Professor Varsha Apte of the department of computer science and engineering in IIT-Bombay says the curriculum provides a solid theoretical foundation to students. But in addition, every course that has any practical aspect to it always has either a formal in-class supervised laboratory session, or has practical work given as home assignments.

“In such assignments, demonstration of a working implementation is key to getting a good grade,” she says. In a recent course on network security, the instructor assigned lab exercises related to security in every class and these needed to be done under her supervision on laptops. Similarly, the foundational post-graduate machine learning course has a major project component in which students have to implement some ML applications. The undergraduate AI course has a three-hour weekly lab in which students learn how to program an AI application.

Apte, who has been with IIT-B for close to 18 years, says the curriculum is reset periodically to include lessons in newest technologies and to erase obsolete study material.

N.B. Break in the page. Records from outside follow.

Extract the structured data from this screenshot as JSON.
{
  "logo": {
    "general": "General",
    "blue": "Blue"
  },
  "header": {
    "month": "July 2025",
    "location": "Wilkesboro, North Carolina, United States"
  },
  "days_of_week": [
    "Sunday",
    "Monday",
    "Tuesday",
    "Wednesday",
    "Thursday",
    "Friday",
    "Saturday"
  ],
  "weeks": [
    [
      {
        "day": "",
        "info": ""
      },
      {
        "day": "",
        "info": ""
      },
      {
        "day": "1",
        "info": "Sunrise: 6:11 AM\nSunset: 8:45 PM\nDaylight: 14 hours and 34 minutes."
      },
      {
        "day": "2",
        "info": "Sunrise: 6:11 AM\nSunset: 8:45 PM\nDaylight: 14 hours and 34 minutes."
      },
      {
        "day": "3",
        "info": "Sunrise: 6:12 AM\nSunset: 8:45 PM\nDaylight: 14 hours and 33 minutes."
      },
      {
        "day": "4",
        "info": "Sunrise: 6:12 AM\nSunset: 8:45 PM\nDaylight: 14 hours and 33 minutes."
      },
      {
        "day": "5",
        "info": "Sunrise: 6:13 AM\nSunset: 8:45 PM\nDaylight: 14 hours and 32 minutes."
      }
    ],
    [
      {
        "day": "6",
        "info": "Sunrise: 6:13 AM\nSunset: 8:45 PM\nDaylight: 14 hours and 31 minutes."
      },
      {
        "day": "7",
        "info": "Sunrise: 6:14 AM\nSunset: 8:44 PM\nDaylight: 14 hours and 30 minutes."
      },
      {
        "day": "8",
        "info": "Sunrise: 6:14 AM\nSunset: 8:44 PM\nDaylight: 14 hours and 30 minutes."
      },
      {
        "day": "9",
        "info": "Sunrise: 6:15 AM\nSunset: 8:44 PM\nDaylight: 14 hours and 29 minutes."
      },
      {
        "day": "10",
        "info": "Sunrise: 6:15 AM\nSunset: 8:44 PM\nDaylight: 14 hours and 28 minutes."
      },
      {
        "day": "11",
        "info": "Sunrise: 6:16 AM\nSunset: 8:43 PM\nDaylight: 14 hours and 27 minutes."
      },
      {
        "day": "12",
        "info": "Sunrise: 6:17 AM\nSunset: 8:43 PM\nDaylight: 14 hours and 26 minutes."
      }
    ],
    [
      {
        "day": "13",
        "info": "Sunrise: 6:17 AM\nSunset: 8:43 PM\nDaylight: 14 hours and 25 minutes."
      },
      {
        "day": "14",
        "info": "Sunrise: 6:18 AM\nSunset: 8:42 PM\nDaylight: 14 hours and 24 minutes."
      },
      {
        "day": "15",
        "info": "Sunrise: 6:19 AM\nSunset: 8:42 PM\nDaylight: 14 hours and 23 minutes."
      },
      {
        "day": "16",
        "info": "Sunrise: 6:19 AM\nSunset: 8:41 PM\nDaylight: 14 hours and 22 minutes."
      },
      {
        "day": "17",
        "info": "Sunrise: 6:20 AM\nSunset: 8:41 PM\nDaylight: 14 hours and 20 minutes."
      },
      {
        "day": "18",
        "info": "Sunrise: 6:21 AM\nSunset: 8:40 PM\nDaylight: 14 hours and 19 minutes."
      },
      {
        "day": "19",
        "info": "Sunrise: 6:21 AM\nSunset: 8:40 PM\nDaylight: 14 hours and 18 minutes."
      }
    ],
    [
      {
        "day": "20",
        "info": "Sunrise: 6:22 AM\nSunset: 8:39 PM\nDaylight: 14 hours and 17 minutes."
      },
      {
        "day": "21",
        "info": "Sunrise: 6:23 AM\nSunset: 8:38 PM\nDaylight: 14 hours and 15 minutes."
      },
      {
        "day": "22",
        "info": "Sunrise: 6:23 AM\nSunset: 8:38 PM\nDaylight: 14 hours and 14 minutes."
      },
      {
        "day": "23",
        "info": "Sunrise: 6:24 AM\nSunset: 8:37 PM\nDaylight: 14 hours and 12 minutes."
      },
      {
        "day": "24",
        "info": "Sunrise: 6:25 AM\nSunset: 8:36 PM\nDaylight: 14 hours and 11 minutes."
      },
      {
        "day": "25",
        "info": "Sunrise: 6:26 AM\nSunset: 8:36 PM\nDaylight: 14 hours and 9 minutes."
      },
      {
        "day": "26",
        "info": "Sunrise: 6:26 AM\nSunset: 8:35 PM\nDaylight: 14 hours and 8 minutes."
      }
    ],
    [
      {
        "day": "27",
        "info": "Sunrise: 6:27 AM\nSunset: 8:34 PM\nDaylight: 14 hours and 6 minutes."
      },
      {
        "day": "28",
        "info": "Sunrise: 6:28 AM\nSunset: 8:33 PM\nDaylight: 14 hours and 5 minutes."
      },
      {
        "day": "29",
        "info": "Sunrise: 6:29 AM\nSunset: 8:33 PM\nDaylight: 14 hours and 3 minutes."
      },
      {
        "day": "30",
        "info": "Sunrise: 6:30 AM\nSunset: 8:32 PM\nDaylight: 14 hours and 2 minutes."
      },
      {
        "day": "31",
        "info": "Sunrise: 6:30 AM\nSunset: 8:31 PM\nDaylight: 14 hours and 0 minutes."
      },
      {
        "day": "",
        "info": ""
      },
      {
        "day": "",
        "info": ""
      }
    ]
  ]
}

While existing courses on AI, ML and natural language processing have undergone revisions to introduce new methods of deep learning, courses in cloud computing were introduced a few years ago. Network security, cryptography and blockchain technology are among the latest additions to this basket.

Collaborations with Indian industry majors such as TCS as well as MNCs like Google, VMware, Microsoft, IBM, HP, and NetApp are also helping towards industry readiness. “Academics get a source of relevant problems to solve with their research students that can result in impactful contributions,” Apte says.